Summer Seminar 2013

One of the workshops during a fieldtrip.

ISHA Berlin organised the ISHA Summer Seminar 2013 with the title “Historical Places and Space in History: Turning Public Historical Sites into Participant-activated Workshops”. It took place from the 15th -21st July 2013

We offered the following workshops:

1.  Urban Spaces as a Palimpsest
2. Museums: Places of Cultural Memory
3. Places of Civil Memory
4. Industrial Revolutions: How Humans Change their Environment
5. Borders and Frontlines
6. Migration: Changing Place
7. Tourism  ”I was there! Visiting ‘History’ in Touristic Places
8. Space in History: From Ancient Aliens to the Space Race

Coordinators: Karen Bähr and Sven Arndt

Space – Perception – Place. An Introduction by Max Boguslaw.

Space in epistemological perception, in the broadest possible meaning, has long been described together with time as a form of order of a manifold. In that sense, space is neither the container of frames, nor their relation, it is the mode of their connection. Due to the far-reaching implications and timelessness of this definition, it may appear useless as a concept.

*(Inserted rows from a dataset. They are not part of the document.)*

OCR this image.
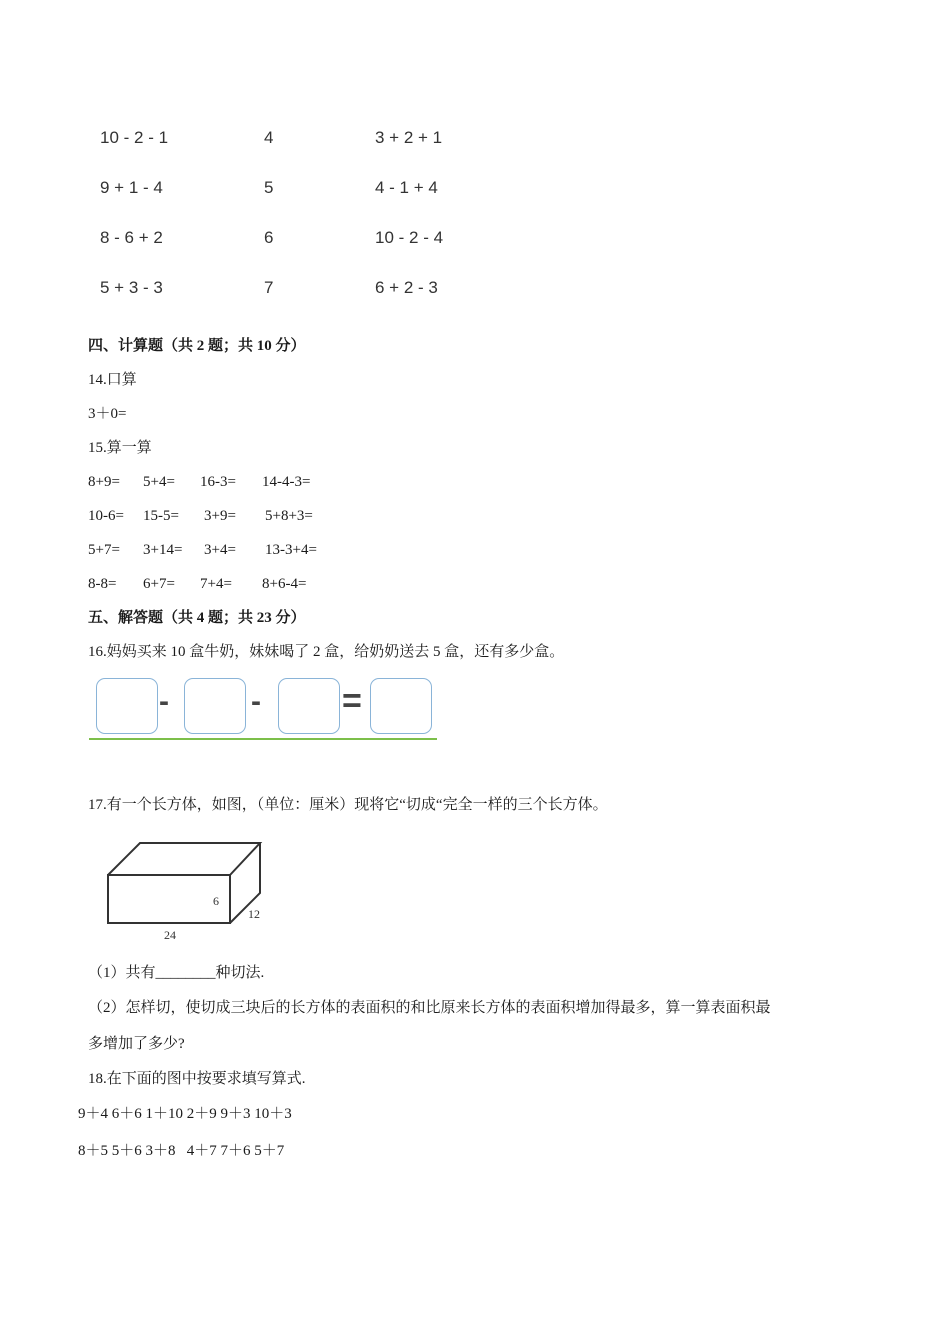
10 - 2 - 1
9 + 1 - 4
8 - 6 + 2
5 + 3 - 3
4
5
6
7
3 + 2 + 1
4 - 1 + 4
10 - 2 - 4
6 + 2 - 3
四、计算题（共 2 题；共 10 分）
14.口算
3＋0=
15.算一算
8+9= 5+4= 16-3= 14-4-3=
10-6= 15-5= 3+9= 5+8+3=
5+7= 3+14= 3+4= 13-3+4=
8-8= 6+7= 7+4= 8+6-4=
五、解答题（共 4 题；共 23 分）
16.妈妈买来 10 盒牛奶，妹妹喝了 2 盒，给奶奶送去 5 盒，还有多少盒。
-	- =
17.有一个长方体，如图，（单位：厘米）现将它“切成“完全一样的三个长方体。
6
12
24
（1）共有________种切法.
（2）怎样切，使切成三块后的长方体的表面积的和比原来长方体的表面积增加得最多，算一算表面积最
多增加了多少?
18.在下面的图中按要求填写算式.
9＋4 6＋6 1＋10 2＋9 9＋3 10＋3
8＋5 5＋6 3＋8   4＋7 7＋6 5＋7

On the other hand, space as physical space, like time is necessary as a category of perception. As such it is the condition a priori of all empirical knowledge and their objects.

The displacement of epistemology as answer-generator for questions about the conditions of the possibility of knowledge seems to have gone hand-in-hand with a shrinking interest in space. If we follow the perception of scholars who claim (or are considered) to be a part of the Spatial Turn, the decreasing interest in space can be seen as an effect of a tighter growing world, increasing possibilities of travel and speed of information and the firm belief in progress and the overcoming of space and time as given obstacles.

This critique, of course, has happened long before and the Spatial Turn might be seen as history itself but as it is the nature of turns in the humanities (compared to paradigmatic changes in natural sciences), they add a certain perspective rather than overtake another one. Since thinking about space has a certain place in German history, whether it be its ideological over-stressing by scholars in national-socialist Germany or the active neglect of space as a field of interest by academics too anxious to even touch that topic afterwards, Berlin appears to be an ideal place to exchange thoughts on that topic, discuss their substance and connect them with perceptions of places here.